Il résulte des dispositions combinées des articles L. 1242-2, L.1242-1, L. 1243-5, L.1243-11 alinéa 1er et L.1245-1 du code du travail qu'un contrat de travail à durée déterminée ne peut être conclu que pour l'exécution d'une tâche précise et temporaire, notamment un emploi à caractère saisonnier, qu'il ne peut pourvoir durablement un emploi lié à l'activité normale et permanente de l'entreprise et que si ces règles ne sont pas respectées, il est requalifié en contrat de travail à durée indéterminée, enfin qu'il cesse de plein droit à l'échéance du terme et que lorsque la poursuite de la relation contractuelle de travail se poursuit après l'échéance du terme, le contrat devient à durée indéterminée.
En l'espèce, le salarié fait valoir d'une part, que les deux derniers contrats à durée déterminée se sont poursuivis au-delà de leur terme faute pour l'employeur d'avoir préparé les documents de fin de contrat à leur issue et d'autre part, que la tâche à laquelle il était employé ne présentait pas de caractère saisonnier.
L'employeur conteste ces deux points et oppose la prescription de l'action en requalification.
L'article L. 1471-1 alinéa 1 du code du travail dispose que toute action portant sur l'exécution du contrat de travail se prescrit par deux ans à compter du jour où celui qui l'exerce a connu ou aurait dû connaître les faits lui permettant d'exercer son droit.
Il résulte de ces dispositions légales que l'action en requalification de contrats de travail à durée déterminée en un contrat de travail à durée indéterminée s'analyse en une action portant sur l'exécution du contrat. Ce délai court à compter, soit de la conclusion du contrat lorsque l'action en requalification est fondée sur l'absence d'une mention au contrat, soit du terme du contrat ou, en cas de successions de contrats à durée déterminée, du terme du dernier contrat lorsque l'action est fondée sur le motif du recours au contrat à durée déterminée énoncé dans ledit contrat.

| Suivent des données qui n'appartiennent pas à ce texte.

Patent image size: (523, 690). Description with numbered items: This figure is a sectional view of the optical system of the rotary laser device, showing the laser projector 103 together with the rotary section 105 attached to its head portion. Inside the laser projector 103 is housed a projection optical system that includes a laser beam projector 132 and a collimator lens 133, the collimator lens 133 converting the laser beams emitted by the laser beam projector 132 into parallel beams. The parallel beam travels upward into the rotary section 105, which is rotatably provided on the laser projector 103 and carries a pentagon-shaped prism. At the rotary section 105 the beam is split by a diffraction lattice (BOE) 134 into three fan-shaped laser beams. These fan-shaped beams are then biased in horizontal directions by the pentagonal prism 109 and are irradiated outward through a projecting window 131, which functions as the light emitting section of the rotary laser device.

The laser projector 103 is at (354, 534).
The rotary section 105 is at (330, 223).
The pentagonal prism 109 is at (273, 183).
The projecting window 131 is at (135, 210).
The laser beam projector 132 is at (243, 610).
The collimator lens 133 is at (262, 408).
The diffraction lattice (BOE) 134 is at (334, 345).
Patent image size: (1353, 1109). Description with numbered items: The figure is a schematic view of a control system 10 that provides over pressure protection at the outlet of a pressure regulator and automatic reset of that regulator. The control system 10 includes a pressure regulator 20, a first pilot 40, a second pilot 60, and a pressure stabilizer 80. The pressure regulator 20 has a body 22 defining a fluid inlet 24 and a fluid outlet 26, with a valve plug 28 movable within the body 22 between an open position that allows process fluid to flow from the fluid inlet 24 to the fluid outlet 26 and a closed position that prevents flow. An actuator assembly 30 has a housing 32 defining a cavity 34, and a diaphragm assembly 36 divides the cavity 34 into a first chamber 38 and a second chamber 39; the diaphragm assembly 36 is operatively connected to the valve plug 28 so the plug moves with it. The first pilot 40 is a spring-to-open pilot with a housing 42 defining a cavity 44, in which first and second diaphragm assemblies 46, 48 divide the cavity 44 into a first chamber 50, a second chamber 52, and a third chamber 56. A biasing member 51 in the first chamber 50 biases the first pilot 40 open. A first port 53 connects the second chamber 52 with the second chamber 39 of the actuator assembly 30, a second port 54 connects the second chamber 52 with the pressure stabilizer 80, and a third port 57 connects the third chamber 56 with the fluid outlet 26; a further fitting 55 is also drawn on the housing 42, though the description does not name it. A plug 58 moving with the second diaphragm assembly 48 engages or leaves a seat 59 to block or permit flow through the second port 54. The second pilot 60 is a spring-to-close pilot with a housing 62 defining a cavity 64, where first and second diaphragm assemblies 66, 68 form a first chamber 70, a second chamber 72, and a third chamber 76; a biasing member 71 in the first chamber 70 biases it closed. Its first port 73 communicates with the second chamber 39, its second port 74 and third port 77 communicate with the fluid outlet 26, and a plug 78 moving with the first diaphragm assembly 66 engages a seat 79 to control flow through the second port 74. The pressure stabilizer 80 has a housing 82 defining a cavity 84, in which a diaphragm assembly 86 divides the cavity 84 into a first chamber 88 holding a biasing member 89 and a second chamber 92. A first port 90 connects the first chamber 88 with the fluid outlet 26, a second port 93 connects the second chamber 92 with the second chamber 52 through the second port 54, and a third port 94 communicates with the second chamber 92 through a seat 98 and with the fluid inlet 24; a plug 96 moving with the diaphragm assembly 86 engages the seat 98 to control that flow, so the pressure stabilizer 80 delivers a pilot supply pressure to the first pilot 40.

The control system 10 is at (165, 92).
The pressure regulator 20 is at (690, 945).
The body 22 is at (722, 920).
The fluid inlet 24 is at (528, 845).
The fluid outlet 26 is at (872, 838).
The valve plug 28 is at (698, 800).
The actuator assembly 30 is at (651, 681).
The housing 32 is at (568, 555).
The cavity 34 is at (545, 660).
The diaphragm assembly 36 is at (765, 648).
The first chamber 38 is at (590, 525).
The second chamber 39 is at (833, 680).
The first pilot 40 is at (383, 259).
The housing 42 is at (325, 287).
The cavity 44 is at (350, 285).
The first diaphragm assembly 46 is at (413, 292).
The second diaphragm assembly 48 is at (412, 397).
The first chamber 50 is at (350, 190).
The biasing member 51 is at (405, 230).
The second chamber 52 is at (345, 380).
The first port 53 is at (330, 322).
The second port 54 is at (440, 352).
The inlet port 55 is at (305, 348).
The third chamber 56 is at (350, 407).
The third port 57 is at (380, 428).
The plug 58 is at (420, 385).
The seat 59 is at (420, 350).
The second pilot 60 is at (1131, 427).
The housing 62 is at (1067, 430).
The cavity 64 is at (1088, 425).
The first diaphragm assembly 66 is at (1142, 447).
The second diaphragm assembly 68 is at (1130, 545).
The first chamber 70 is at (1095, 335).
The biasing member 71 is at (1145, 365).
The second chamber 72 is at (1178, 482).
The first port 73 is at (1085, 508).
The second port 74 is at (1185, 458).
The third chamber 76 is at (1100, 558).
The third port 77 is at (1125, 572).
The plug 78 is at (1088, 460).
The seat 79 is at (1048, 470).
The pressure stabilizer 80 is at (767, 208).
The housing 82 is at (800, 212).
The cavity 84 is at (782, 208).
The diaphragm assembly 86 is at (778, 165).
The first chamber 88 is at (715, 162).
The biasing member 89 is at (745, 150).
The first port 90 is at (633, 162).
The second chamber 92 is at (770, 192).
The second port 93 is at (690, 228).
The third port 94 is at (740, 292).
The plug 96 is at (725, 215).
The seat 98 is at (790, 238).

En l'espèce, l'action étant fondée sur la poursuite au-delà du terme du contrat à durée déterminée ainsi que sur la contestation du caractère saisonnier de la tâche à laquelle était employée le salarié et celui-ci ayant été engagé dans le cadre de plusieurs contrats de travail à durée déterminée successifs, c'est le terme du dernier contrat qui marque le point de départ de la prescription.
Le dernier contrat saisonnier du 28 novembre 2016 est à terme imprécis.
Il stipule que son terme est fixé « jusqu'à la fin de la saison Automne hiver » et qu'il prendra automatiquement fin au plus tôt le 4/12/2016 et au plus tard à la fin de la saison Automne hiver ».
Il résulte des dispositions combinées des articles L. 1242-2, 3° et L. 1242-7, 4° du code du travail que le contrat de travail à durée déterminée conclu sans terme précis pour pourvoir un emploi à caractère saisonnier a pour terme la réalisation de l'objet pour lequel il a été conclu.
Si l'employeur affirme que le contrat a pris fin le 16 décembre 2016 ' dont la cour relève qu'il coïncide avec la date de la rechute de l'arrêt de travail du salarié ' et qu'il a remis au salarié les documents de fin de contrat le 21 décembre 2016, il ne produit aucun élément susceptible d'établir que la fin des travaux de maçonnerie auxquels était employé le salarié serait intervenue à cette date et qu'il aurait effectivement informé le salarié, alors en arrêt de travail, de la fin de son contrat à durée déterminée.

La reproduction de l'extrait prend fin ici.